LECTURE I: “GENDER BENDER LATE BOLLYWOOD

DR. AMIT RANJAN
ASSISTANT PROFESSOR, NCERT

Dr Amit Ranjan is a poet and writer. He’s been a recipient of Fulbright, Inlaks, and Endeavour Fellowships. His collection of poems ‘Find Me Leonard Cohen, I’m Almost Thirty (2018) received good reviews. His upcoming works are a biography of John Lang, another of Dara Shikoh, and a collection of essays. Currently he is an Assistant Professor of English at NCERT.

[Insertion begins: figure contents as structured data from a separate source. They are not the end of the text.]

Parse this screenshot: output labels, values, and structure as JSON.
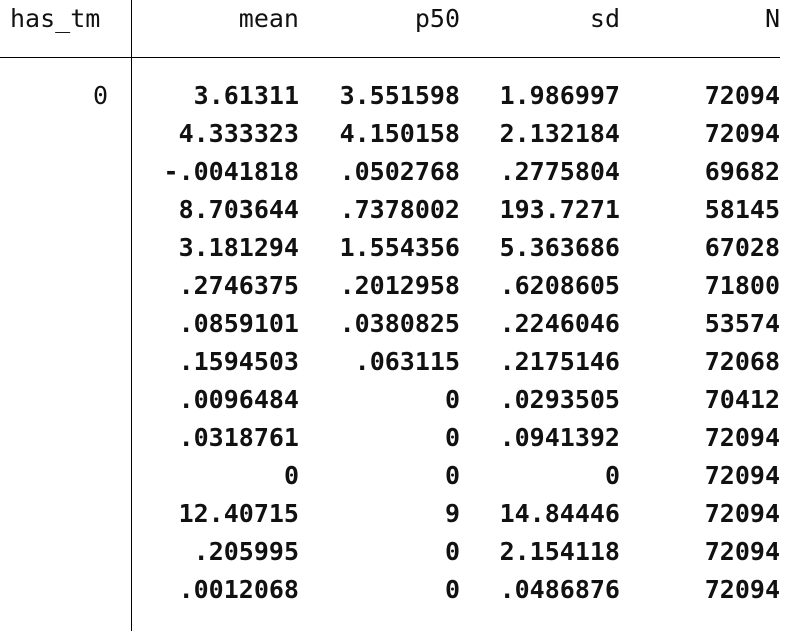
{
  "table": {
    "headers": {
      "group": "has_tm",
      "mean": "mean",
      "p50": "p50",
      "sd": "sd",
      "n": "N"
    },
    "group_value": "0",
    "rows": [
      {
        "mean": "3.61311",
        "p50": "3.551598",
        "sd": "1.986997",
        "n": "72094"
      },
      {
        "mean": "4.333323",
        "p50": "4.150158",
        "sd": "2.132184",
        "n": "72094"
      },
      {
        "mean": "-.0041818",
        "p50": ".0502768",
        "sd": ".2775804",
        "n": "69682"
      },
      {
        "mean": "8.703644",
        "p50": ".7378002",
        "sd": "193.7271",
        "n": "58145"
      },
      {
        "mean": "3.181294",
        "p50": "1.554356",
        "sd": "5.363686",
        "n": "67028"
      },
      {
        "mean": ".2746375",
        "p50": ".2012958",
        "sd": ".6208605",
        "n": "71800"
      },
      {
        "mean": ".0859101",
        "p50": ".0380825",
        "sd": ".2246046",
        "n": "53574"
      },
      {
        "mean": ".1594503",
        "p50": ".063115",
        "sd": ".2175146",
        "n": "72068"
      },
      {
        "mean": ".0096484",
        "p50": "0",
        "sd": ".0293505",
        "n": "70412"
      },
      {
        "mean": ".0318761",
        "p50": "0",
        "sd": ".0941392",
        "n": "72094"
      },
      {
        "mean": "0",
        "p50": "0",
        "sd": "0",
        "n": "72094"
      },
      {
        "mean": "12.40715",
        "p50": "9",
        "sd": "14.84446",
        "n": "72094"
      },
      {
        "mean": ".205995",
        "p50": "0",
        "sd": "2.154118",
        "n": "72094"
      },
      {
        "mean": ".0012068",
        "p50": "0",
        "sd": ".0486876",
        "n": "72094"
      }
    ]
  }
}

The pun in ‘late’ here should be obvious. ‘Late Bollywood’ like ‘late capitalism ’ is the scourge of the single screen– that’ s to demonstrate modernity ’ s home tricks. But let’s pick the other meaning where Bollywood, despite reveling in its newfound OTT mindless-abuse-and-sex genre, faces the threat of becoming ‘late’ in that it has fed generations of people with the (b)romance of patriarchy. Films like Thappad, Pink, Lipstick Under My Burkha, Saand Ki Aankh and more have stared back at the male gaze (of course problematically still theoretically) and have unleashed the possibility of throwing Amitabh Bachchan with Mard tattooed on his chest into the realm of improbable fantasy – that actually almost happens in “Mard ko Dard Nahi Hota” with a karate champion girl knocking all Mards out of the ring. Qissa, a Punjabi Canadian film (it’d be travesty to call it Bollywood by any stretch) is definitionally gender bender – it burns down patriarchy in its own haunt, and goes so far as to seek asexual agency for its protagonist.